Jugoslavia, Somalia, Medio Oriente, Afghanistan. Toni Capuozzo da inviato Mediaset prima, del settimanale del Tg5 “Terra!” poi ha raccontato la guerra a milioni di telespettatori, catturando le storie, le voci, i ricordi di migliaia di persone dalla vita interrotta e, spesso, distrutta in nome di ideali politici, religiosi ed economici.
Un inviato di guerra che dopo anni di carriera ha ancora la voglia e la capacità di emozionarsi, di condividere le storie delle persone che ha incontrato sulla sua strada, in nome di quel giornalismo “non ideologico ma appassionato, forse poco obiettivo perché scegliere di inquadrare un volto insanguinato piuttosto che una piazza è già una scelta, un’influenzare il giudizio di chi a casa guarda il tuo servizio”.
A portare Capuozzo a Siena dove sienalibri.it lo ha incontrato sono stati gli impegni lavorativi, un servizio sulla mostra di Milo Manara “Le stanze del desiderio” allestita al Santa Maria della Scala. Una puntata speciale di “Terra!” che andrà in onda nelle prossime settimane su Canale 5 con immagini della mostra antologica e un’intervista al maestro dell’eros. Una puntata culturale realizzata da un esperto di guerra che nella vita è da sempre molto affascinato da tutto ciò che è sinonimo di cultura, intesa sia come sublime mezzo per affermare sé stessi (come pensava nella sua gioventù da sessantottino), sia come sinonimo di “reality show” della tv di oggi.
Come si spiega che nell’era della tv digitale e dell’offerta di canali che si è moltiplicata non ne esista nemmeno uno interamente dedicato ai libri?
«In passato la tv ha sperimentato trasmissioni dedicate ai libri che hanno avuto anche un discreto successo. Molto dipende dalla bravura di chi conduce. Spesso ho comprato libri perché affascinato da chi li presentava. Se uno è noioso a presentare un libro molto bello, è difficile che il volume possa interessare il grande pubblico.
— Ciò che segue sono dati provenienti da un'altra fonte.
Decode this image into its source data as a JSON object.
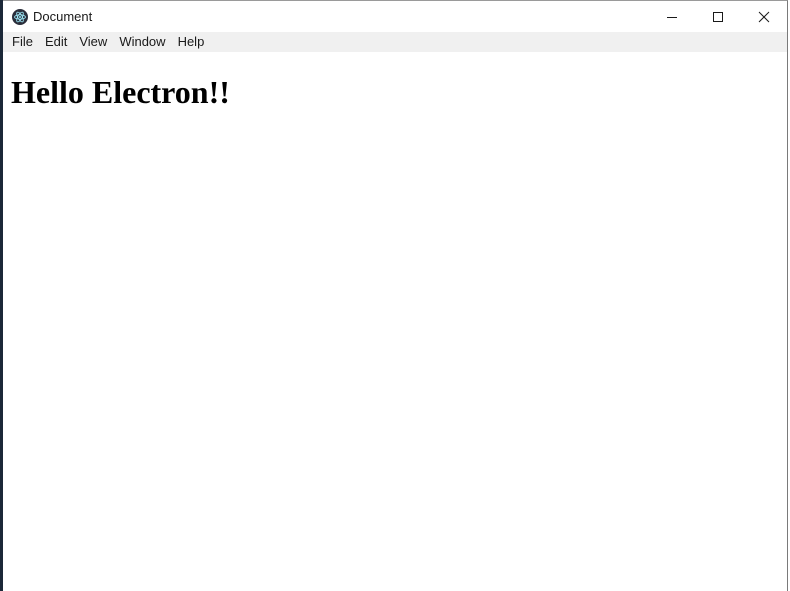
{
  "window": {
    "title": "Document",
    "icon": "electron-atom-icon",
    "caption_buttons": {
      "minimize_icon": "minimize-icon",
      "maximize_icon": "maximize-icon",
      "close_icon": "close-icon"
    }
  },
  "menubar": {
    "items": [
      {
        "label": "File"
      },
      {
        "label": "Edit"
      },
      {
        "label": "View"
      },
      {
        "label": "Window"
      },
      {
        "label": "Help"
      }
    ]
  },
  "content": {
    "heading": "Hello Electron!!"
  },
  "colors": {
    "menubar_bg": "#f0f0f0",
    "text": "#000000"
  }
}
Maurizio Costanzo, per esempio, è sempre stato un formidabile promotore di libri che con il suo modo di fare sornione e indagatore, incuriosisce i telespettatori invogliandoli a leggere volumi obiettivamente molto belli ma anche altri piuttosto anonimi. Spesso chi si occupa di cultura conserva tracce di comportamento elitario che può andar bene in un ambiente accademico ma di sicuro non in tv».
Nel 2009 hai allestito uno spettacolo per beneficienza per raccogliere fondi da destinare alle persone meno fortunate di Herat e sei stato anche direttore artistico del Festival di Reportage di Atri. Da uomo di cultura come pensi che si possa definire quella che si vede oggi in tv?
«È molto comune l’idea che la cultura debba essere per forza elitaria anche se è più diffusa rispetto ai secoli scorsi. Tende a parlare un linguaggio che è per pochi adepti, che è un ammiccamento a chi ha fatto i tuoi stessi studi, ha il tuo stesso modo di intendere le parole. Si pensa che la cultura debba essere per forza una cosa estremamente seria e boriosa. Io credo che con il passare del tempo sia diventata in molti aspetti un elemento ampiamente diffuso e inevitabilmente, “volgare”, nel senso di vulgus, legata al popolo, nell’accezione più neutra di questo termine. A suo modo oggi anche il Grande fratello è cultura. Personalmente non penso sia un tipo di cultura che promuove, educa e nobilita, ma credo che i giovani che lo guardano in qualche modo l’abbiano sostituito malamente con quello che in tempi passati era stare insieme intorno ad una chitarra, o leggere un romanzo di formazione. E’ un modo di rispondere a delle domande che tutti gli uomini si pongono “chi sono?, Cosa faccio? Come mi relaziono con gli altri?».